Stoic Bites: Seneca the Younger (#02)

The whole future lies in uncertainty: live immediately.

Lucius Annaeus Seneca (c. 4 BC – AD 65)

Seneca was a Roman stoic philosopher, statesman, and dramatist. His late writings are a strong pillar and laid the foundational knowledge of ancient stoicism.

In one of Seneca’s most famous essays ” On the Shortness of Life” Seneca emphasizes the shortness of human life, well he doesn’t actually think human life is short but believed that due to our nativity humans spend a lot of time wasting it and therefore make it shorter than was intended. He continues stating that we especially waste this time worrying about things that are in the long run meaningless and mostly out of our control. Seneca states:

It is not that we have a short time to live, but that we waste a lot of it. Life is long enough, and a sufficiently generous amount has been given to us for the highest achievements if it were all well invested. But when it is wasted in heedless luxury and spent on no good activity, we are forced at last by death’s final constraint to realize that it has passed away before we knew it was passing. So it is: we are not given a short life but we make it short, and we are not ill-supplied but wasteful of it… Life is long if you know how to use it.
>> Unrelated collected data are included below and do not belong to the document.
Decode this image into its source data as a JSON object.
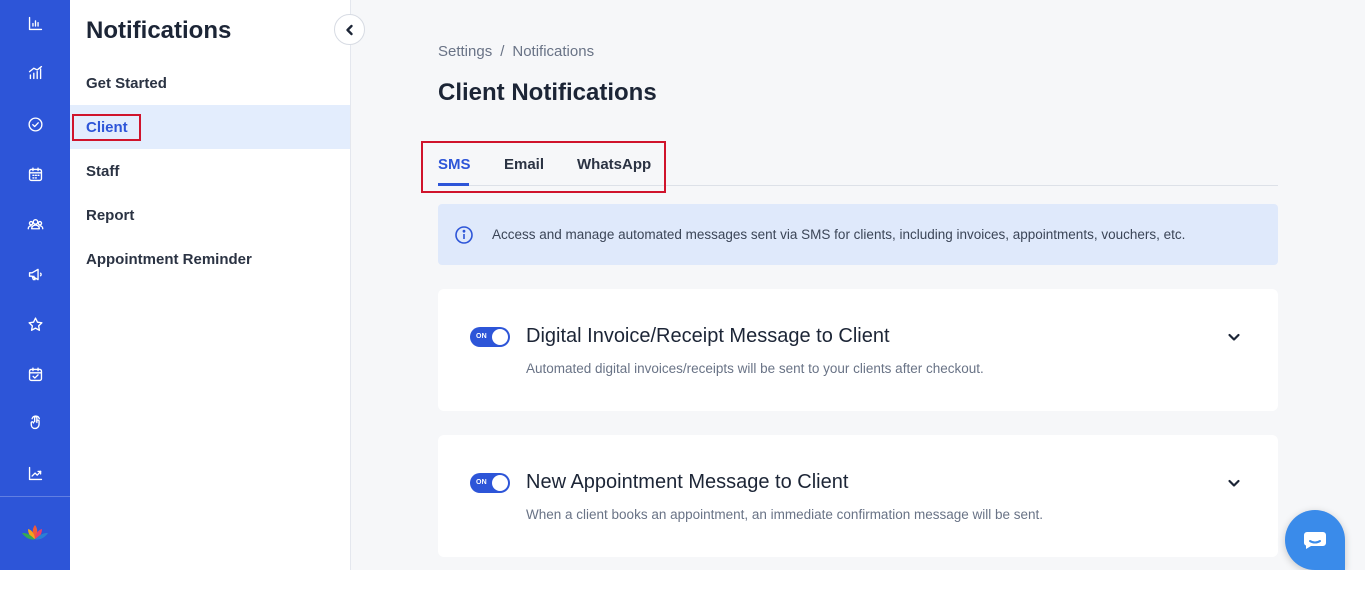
{
  "rail": {
    "items": [
      {
        "icon": "bar-chart-icon"
      },
      {
        "icon": "growth-chart-icon"
      },
      {
        "icon": "check-circle-icon"
      },
      {
        "icon": "calendar-icon"
      },
      {
        "icon": "users-group-icon"
      },
      {
        "icon": "megaphone-icon"
      },
      {
        "icon": "star-icon"
      },
      {
        "icon": "calendar-check-icon"
      },
      {
        "icon": "touch-icon"
      },
      {
        "icon": "trend-up-icon"
      }
    ],
    "logo": "lotus-logo"
  },
  "subnav": {
    "title": "Notifications",
    "items": [
      {
        "label": "Get Started"
      },
      {
        "label": "Client",
        "active": true
      },
      {
        "label": "Staff"
      },
      {
        "label": "Report"
      },
      {
        "label": "Appointment Reminder"
      }
    ]
  },
  "main": {
    "breadcrumb": {
      "root": "Settings",
      "separator": "/",
      "current": "Notifications"
    },
    "title": "Client Notifications",
    "tabs": [
      {
        "label": "SMS",
        "active": true
      },
      {
        "label": "Email"
      },
      {
        "label": "WhatsApp"
      }
    ],
    "info": "Access and manage automated messages sent via SMS for clients, including invoices, appointments, vouchers, etc.",
    "cards": [
      {
        "toggle_label": "ON",
        "title": "Digital Invoice/Receipt Message to Client",
        "description": "Automated digital invoices/receipts will be sent to your clients after checkout."
      },
      {
        "toggle_label": "ON",
        "title": "New Appointment Message to Client",
        "description": "When a client books an appointment, an immediate confirmation message will be sent."
      }
    ]
  },
  "colors": {
    "primary": "#2d55d8",
    "highlight_outline": "#d0142c",
    "chat": "#3a8bea"
  }
}
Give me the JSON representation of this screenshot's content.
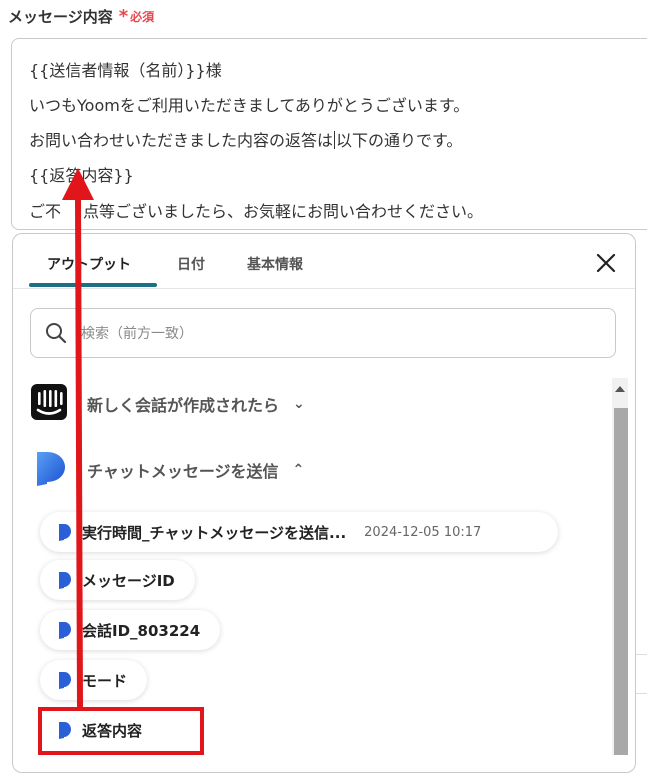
{
  "field": {
    "label": "メッセージ内容",
    "required_star": "*",
    "required_text": "必須"
  },
  "message_lines": [
    "{{送信者情報（名前）}}様",
    "いつもYoomをご利用いただきましてありがとうございます。",
    "お問い合わせいただきました内容の返答は",
    "以下の通りです。",
    "{{返答内容}}",
    "ご不",
    "点等ございましたら、お気軽にお問い合わせください。"
  ],
  "tabs": [
    {
      "label": "アウトプット",
      "active": true
    },
    {
      "label": "日付",
      "active": false
    },
    {
      "label": "基本情報",
      "active": false
    }
  ],
  "search": {
    "placeholder": "検索（前方一致）"
  },
  "sections": [
    {
      "title": "新しく会話が作成されたら",
      "chevron": "⌄",
      "icon": "intercom-icon"
    },
    {
      "title": "チャットメッセージを送信",
      "chevron": "⌃",
      "icon": "app-logo-icon"
    }
  ],
  "outputs": [
    {
      "label": "実行時間_チャットメッセージを送信...",
      "meta": "2024-12-05 10:17"
    },
    {
      "label": "メッセージID",
      "meta": ""
    },
    {
      "label": "会話ID_803224",
      "meta": ""
    },
    {
      "label": "モード",
      "meta": ""
    },
    {
      "label": "返答内容",
      "meta": ""
    }
  ],
  "colors": {
    "accent_tab": "#1f6e86",
    "required": "#e5484d",
    "highlight": "#e0161b",
    "arrow": "#e0161b"
  }
}
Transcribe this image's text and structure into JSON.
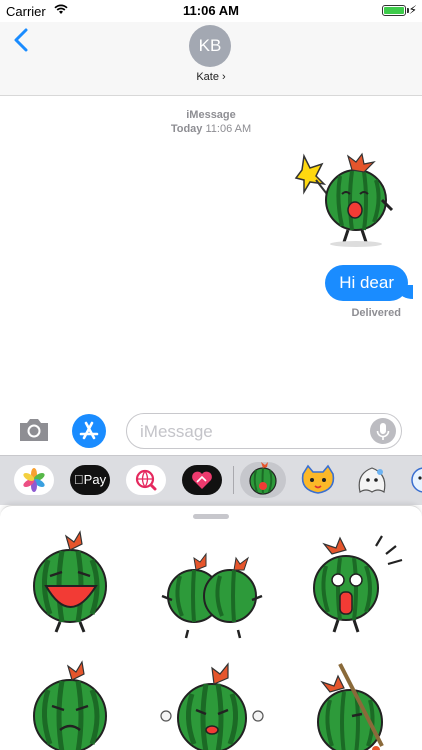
{
  "status": {
    "carrier": "Carrier",
    "time": "11:06 AM",
    "battery_level": 1.0,
    "charging": true
  },
  "header": {
    "avatar_initials": "KB",
    "contact_name": "Kate ›"
  },
  "conversation": {
    "service": "iMessage",
    "time_day": "Today",
    "time_clock": "11:06 AM",
    "sticker_message": "watermelon-with-leaf",
    "text_message": "Hi dear",
    "receipt": "Delivered"
  },
  "compose": {
    "placeholder": "iMessage"
  },
  "app_drawer": {
    "pay_label": "Pay",
    "apps": [
      "photos",
      "apple-pay",
      "web-search",
      "digital-touch",
      "watermelon-stickers",
      "cat-stickers",
      "ghost-stickers"
    ]
  },
  "sticker_grid": [
    "laughing",
    "hugging",
    "shocked",
    "crying",
    "sad",
    "samurai"
  ],
  "colors": {
    "accent": "#1a8cff",
    "watermelon_green": "#2d9a3a",
    "leaf": "#e5552c"
  }
}
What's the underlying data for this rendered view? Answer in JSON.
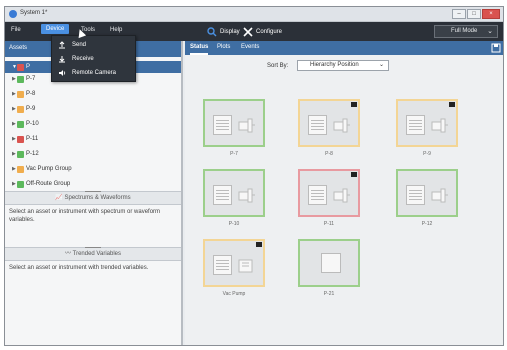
{
  "window": {
    "title": "System 1*"
  },
  "titlebar": {
    "buttons": [
      "minimize-icon",
      "maximize-icon",
      "close-icon"
    ]
  },
  "menubar": {
    "items": [
      "File",
      "Device",
      "Tools",
      "Help"
    ],
    "display_label": "Display",
    "configure_label": "Configure",
    "mode_label": "Full Mode"
  },
  "device_menu": {
    "items": [
      {
        "label": "Send",
        "icon": "upload-icon"
      },
      {
        "label": "Receive",
        "icon": "download-icon"
      },
      {
        "label": "Remote Camera",
        "icon": "speaker-icon"
      }
    ]
  },
  "left_panel": {
    "tab_label": "Assets",
    "tree": [
      {
        "label": "P",
        "color": "#d9534f",
        "selected": true
      },
      {
        "label": "P-7",
        "color": "#5cb85c"
      },
      {
        "label": "P-8",
        "color": "#f0ad4e"
      },
      {
        "label": "P-9",
        "color": "#f0ad4e"
      },
      {
        "label": "P-10",
        "color": "#5cb85c"
      },
      {
        "label": "P-11",
        "color": "#d9534f"
      },
      {
        "label": "P-12",
        "color": "#5cb85c"
      },
      {
        "label": "Vac Pump Group",
        "color": "#f0ad4e"
      },
      {
        "label": "Off-Route Group",
        "color": "#5cb85c"
      }
    ],
    "spectrum_title": "Spectrums & Waveforms",
    "spectrum_text": "Select an asset or instrument with spectrum or waveform variables.",
    "trended_title": "Trended Variables",
    "trended_text": "Select an asset or instrument with trended variables."
  },
  "right_panel": {
    "tabs": [
      "Status",
      "Plots",
      "Events"
    ],
    "sort_label": "Sort By:",
    "sort_value": "Hierarchy Position",
    "cards": [
      {
        "label": "P-7",
        "status": "green"
      },
      {
        "label": "P-8",
        "status": "yellow"
      },
      {
        "label": "P-9",
        "status": "yellow"
      },
      {
        "label": "P-10",
        "status": "green"
      },
      {
        "label": "P-11",
        "status": "red"
      },
      {
        "label": "P-12",
        "status": "green"
      },
      {
        "label": "Vac Pump",
        "status": "yellow"
      },
      {
        "label": "P-21",
        "status": "green"
      }
    ]
  }
}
I wish I could say I have mastered not worrying about the future and material things but I’m far from it. I don’t want to speak for other people, but for me, I think most of my anxiety stems from the uncertainty of the future. I think it’s gotten to the sad point that I actually proudly define myself by my anxieties as if it’s all that I am. I’m not sure if worrying about one’s future and the future of others is something you can really get over but I think its something that can get better with a little work.

So I’m trying to learn to live more in the now. I suck at it! I mean I don’t really know how to quiet my mind and I haven’t found a good method to make mediation work for me without my ADD getting in the way and derailing the whole process. At the same time, I’m really trying to break my procrastination habits as I feel it plays a major role into why I sometimes don’t start or finish passion projects.

There is another piece of this quote from Seneca that offers help in moving in this direction. It implores the reader to take each day literally as if it were your last and organize it accordingly and do whatever makes you happy and fulfilled not only in service to yourself but to others around you.

Everyone hustles his life along, and is troubled by a longing for the future and weariness of the present. But the man who … organizes every day as though it were his last, neither longs for nor fears the next day… Nothing can be taken from this life, and you can only add to it as if giving to a man who is already full and satisfied food which he does not want but can hold.

That’s my little blurb for today, I have to be honest in saying that I’m writing this while laying on my bed, still in my pj’s and eating from a box of cookies, I think Seneca would highly disapprove of how I’m currently spending my time.

However, I do plan on at least taking a shower and at the very least writing down a concrete list of how I would want to spend the rest of this day and then actually do it.

Till next time.

Never forget to carpe all the diems.